Konya’nın Seydişehir ve Antalya’nın Gündoğmuş ilçeleri arasında yer alan, 50 metre yükseklikten akan Uçansu Şelalesi, yerli ve yabancı ziyaretçilerin ilgi odağı. Konya Ovası’nın güneyinde yer alan Orta Toroslar’ın zirvelerinden Akdağ ve Geyik dağlarındaki karların erimesiyle beslenen şelale, bahar aylarında en coşkulu dönemini yaşıyor.
Toroslar’ın eriyen kar suları Uçansu Şelalesi’nden sonra, yaklaşık 100 kilometrelik bir yolculuğun sonunda Manavgat’ta Akdeniz’le buluşuyor. Şelale, yeşilin ve mavinin ahenkle buluştuğu büyüleyici doğal güzelliğiyle dikkati çekiyor.

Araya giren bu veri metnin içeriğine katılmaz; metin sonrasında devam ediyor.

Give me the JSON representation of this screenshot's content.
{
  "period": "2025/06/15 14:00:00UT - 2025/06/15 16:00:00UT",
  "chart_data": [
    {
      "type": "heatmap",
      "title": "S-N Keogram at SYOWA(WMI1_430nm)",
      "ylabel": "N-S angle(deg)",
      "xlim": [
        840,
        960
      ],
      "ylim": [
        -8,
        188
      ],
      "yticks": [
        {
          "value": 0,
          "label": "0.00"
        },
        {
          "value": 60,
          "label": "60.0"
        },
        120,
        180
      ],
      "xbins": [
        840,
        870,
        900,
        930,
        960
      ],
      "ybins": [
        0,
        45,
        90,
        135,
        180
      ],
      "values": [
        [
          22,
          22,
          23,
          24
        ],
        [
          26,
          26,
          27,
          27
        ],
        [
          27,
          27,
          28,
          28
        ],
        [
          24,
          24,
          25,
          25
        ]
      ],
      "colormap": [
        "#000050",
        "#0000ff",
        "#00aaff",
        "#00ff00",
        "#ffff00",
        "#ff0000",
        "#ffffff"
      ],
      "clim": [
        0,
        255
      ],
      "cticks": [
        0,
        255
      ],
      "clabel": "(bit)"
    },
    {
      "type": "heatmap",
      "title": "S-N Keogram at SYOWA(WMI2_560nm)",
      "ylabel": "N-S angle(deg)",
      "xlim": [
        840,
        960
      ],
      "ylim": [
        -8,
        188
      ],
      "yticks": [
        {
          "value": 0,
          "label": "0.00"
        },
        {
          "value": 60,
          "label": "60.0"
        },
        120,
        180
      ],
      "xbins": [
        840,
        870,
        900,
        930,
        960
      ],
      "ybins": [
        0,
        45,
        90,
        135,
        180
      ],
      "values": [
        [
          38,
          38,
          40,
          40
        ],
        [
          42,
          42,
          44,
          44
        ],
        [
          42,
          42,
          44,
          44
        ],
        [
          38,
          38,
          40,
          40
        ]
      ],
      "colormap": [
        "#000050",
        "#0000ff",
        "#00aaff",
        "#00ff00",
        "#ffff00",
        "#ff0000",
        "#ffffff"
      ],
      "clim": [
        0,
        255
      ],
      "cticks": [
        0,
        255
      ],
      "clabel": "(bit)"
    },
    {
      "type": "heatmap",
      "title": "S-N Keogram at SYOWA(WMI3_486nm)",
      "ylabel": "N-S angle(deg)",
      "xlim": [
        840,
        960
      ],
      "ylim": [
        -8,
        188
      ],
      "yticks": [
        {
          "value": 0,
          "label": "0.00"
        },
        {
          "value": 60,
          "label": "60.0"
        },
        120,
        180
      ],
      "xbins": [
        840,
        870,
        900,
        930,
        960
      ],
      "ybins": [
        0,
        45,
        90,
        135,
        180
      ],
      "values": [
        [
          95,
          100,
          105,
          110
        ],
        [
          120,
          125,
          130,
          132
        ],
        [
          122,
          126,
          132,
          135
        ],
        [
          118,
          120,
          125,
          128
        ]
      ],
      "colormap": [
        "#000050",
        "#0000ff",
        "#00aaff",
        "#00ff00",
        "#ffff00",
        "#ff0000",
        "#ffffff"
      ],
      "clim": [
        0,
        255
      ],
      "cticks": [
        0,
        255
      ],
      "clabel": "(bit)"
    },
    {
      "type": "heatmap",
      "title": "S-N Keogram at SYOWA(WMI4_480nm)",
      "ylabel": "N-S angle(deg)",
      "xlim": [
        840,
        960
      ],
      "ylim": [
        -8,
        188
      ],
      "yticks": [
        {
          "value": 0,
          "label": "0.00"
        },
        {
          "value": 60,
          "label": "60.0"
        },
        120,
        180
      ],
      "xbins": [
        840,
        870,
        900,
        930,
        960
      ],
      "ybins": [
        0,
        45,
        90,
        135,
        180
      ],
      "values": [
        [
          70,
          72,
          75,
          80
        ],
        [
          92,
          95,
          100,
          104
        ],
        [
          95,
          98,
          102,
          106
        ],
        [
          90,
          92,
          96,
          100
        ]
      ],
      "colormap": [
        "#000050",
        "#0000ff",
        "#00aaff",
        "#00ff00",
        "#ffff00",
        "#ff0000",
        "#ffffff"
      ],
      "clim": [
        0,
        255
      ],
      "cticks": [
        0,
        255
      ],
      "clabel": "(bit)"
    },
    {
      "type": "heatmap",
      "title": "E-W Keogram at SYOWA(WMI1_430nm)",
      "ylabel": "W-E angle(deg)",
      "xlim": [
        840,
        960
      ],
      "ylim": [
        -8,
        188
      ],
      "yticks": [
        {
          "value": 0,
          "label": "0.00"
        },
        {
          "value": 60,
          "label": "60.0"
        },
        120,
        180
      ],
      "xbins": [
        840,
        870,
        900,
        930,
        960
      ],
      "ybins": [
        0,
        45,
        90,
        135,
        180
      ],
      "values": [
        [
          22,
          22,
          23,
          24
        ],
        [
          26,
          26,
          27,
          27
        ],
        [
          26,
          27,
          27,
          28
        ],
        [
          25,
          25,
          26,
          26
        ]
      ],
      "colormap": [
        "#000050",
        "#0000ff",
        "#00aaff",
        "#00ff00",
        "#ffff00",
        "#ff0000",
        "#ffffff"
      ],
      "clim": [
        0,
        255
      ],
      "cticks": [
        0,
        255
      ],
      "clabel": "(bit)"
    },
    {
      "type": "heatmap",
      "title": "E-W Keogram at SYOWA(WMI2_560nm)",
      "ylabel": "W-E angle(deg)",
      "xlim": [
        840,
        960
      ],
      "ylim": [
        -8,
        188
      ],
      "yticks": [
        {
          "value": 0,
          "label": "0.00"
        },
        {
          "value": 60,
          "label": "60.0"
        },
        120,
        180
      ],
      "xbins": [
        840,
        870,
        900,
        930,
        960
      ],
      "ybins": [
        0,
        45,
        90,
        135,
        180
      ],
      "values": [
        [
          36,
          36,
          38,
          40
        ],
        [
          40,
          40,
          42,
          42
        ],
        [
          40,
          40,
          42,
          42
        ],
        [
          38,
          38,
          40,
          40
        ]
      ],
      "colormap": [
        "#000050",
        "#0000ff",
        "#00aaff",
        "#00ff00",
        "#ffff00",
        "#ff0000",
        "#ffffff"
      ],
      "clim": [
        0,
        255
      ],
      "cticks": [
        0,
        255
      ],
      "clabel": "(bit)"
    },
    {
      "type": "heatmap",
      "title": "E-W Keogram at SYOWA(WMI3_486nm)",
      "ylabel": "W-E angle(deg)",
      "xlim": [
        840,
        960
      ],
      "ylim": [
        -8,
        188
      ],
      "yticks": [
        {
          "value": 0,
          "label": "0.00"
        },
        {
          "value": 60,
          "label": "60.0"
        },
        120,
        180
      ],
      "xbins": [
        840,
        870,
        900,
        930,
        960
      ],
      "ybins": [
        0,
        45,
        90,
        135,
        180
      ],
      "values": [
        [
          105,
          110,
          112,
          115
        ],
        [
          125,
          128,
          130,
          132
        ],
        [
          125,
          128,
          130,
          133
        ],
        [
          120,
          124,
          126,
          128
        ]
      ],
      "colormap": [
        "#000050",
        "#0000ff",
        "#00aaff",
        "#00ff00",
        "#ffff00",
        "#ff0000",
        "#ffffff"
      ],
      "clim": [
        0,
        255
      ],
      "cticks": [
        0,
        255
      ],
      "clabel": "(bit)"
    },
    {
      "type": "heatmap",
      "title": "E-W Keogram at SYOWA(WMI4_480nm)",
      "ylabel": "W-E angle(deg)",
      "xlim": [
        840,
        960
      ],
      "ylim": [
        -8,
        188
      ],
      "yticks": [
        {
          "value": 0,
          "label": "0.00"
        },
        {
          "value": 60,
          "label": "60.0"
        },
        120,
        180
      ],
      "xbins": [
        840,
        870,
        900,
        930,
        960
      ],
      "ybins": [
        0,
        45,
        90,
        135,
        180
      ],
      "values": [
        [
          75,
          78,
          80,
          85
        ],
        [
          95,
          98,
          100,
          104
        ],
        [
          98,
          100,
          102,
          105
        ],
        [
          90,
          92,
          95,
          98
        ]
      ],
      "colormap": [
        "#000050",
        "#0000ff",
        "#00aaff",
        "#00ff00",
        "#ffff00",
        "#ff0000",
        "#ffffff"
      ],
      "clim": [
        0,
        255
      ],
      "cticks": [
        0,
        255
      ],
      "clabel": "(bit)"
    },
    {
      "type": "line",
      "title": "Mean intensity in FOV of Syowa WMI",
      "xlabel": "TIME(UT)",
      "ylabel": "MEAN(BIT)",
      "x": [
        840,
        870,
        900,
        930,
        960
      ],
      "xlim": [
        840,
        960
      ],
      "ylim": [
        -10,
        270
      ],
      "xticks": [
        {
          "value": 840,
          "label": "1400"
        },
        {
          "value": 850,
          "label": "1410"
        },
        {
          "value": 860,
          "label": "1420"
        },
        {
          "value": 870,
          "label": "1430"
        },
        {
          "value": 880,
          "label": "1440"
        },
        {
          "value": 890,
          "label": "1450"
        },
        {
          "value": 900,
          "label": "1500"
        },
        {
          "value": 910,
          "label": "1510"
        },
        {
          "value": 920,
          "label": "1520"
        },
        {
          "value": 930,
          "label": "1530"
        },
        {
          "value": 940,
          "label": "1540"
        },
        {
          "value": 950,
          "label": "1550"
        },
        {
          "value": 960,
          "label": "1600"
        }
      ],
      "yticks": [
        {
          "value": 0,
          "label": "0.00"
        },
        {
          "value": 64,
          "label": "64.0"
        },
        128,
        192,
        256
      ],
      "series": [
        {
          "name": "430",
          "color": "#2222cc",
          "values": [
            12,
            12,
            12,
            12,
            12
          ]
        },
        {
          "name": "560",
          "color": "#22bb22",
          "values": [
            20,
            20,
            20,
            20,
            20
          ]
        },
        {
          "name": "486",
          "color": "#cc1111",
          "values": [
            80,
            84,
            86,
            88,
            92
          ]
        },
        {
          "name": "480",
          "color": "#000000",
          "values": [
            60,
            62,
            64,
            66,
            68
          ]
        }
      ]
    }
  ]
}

Uçansu Şelalesi, yemyeşil ağaçlarla çevrili patika yollardan kuş cıvıltıları eşliğinde yürünerek ulaşılabilen “saklı bir cennet” edasıyla ziyaretçilerine bir başka dünyanın kapısını aralıyor.
ZORLU BİR YOLCULUĞUN ARDINDAN ULAŞILIYOR
Konya ile Antalya arasında kalan şelaleye ulaşmak için, uzun ve zahmetli bir yolun izlenmesi gerekiyor. Zorlu dağ patikalarından, çam ağaçları ve Toros Dağları’nın sarp kayalıklarının eşliğinde, araçla yaklaşık 3 saat süren yolun sonunda büyüleyici güzellikteki şelaleye ulaşılıyor. Günün stresinden kurtulmak, piknik yapmak, doğada güzel zaman geçirmek isteyenlerin tercih ettiği yerler arasındaki Uçansu Şelalesi’nde ziyaretçiler, güzelliğiyle görsel şölen sunan alanda yürüyüş yapıyor, fotoğraf çekiyor.
Şelale, günübirlik bölgeye gelen ziyaretçilerin yanı sıra kamp kuran doğaseverleri de misafir ediyor. Bölgeyi ziyaret eden doğaseverlerden Selahattin Özer, yaptığı açıklamada, Uçansu’nun adı çok duyulmasına rağmen bölgeye ulaşımın zor olduğunu belirterek, “Dağlardaki karlar eriyince şelale coşkun bir şekilde akıyor. En az üç ay daha bu şekilde akmaya devam eder. Yaz aylarının sonunda, ağustos ayında su yeniden azalır” dedi.
Doğa tutkunu ve fotoğrafçı Mehmet Işıldak ise şelalenin mutlaka görülmesi gereken doğa harikalarından biri olduğunu ifade ederek, herkesin gelip görmesi gerektiğini söyledi.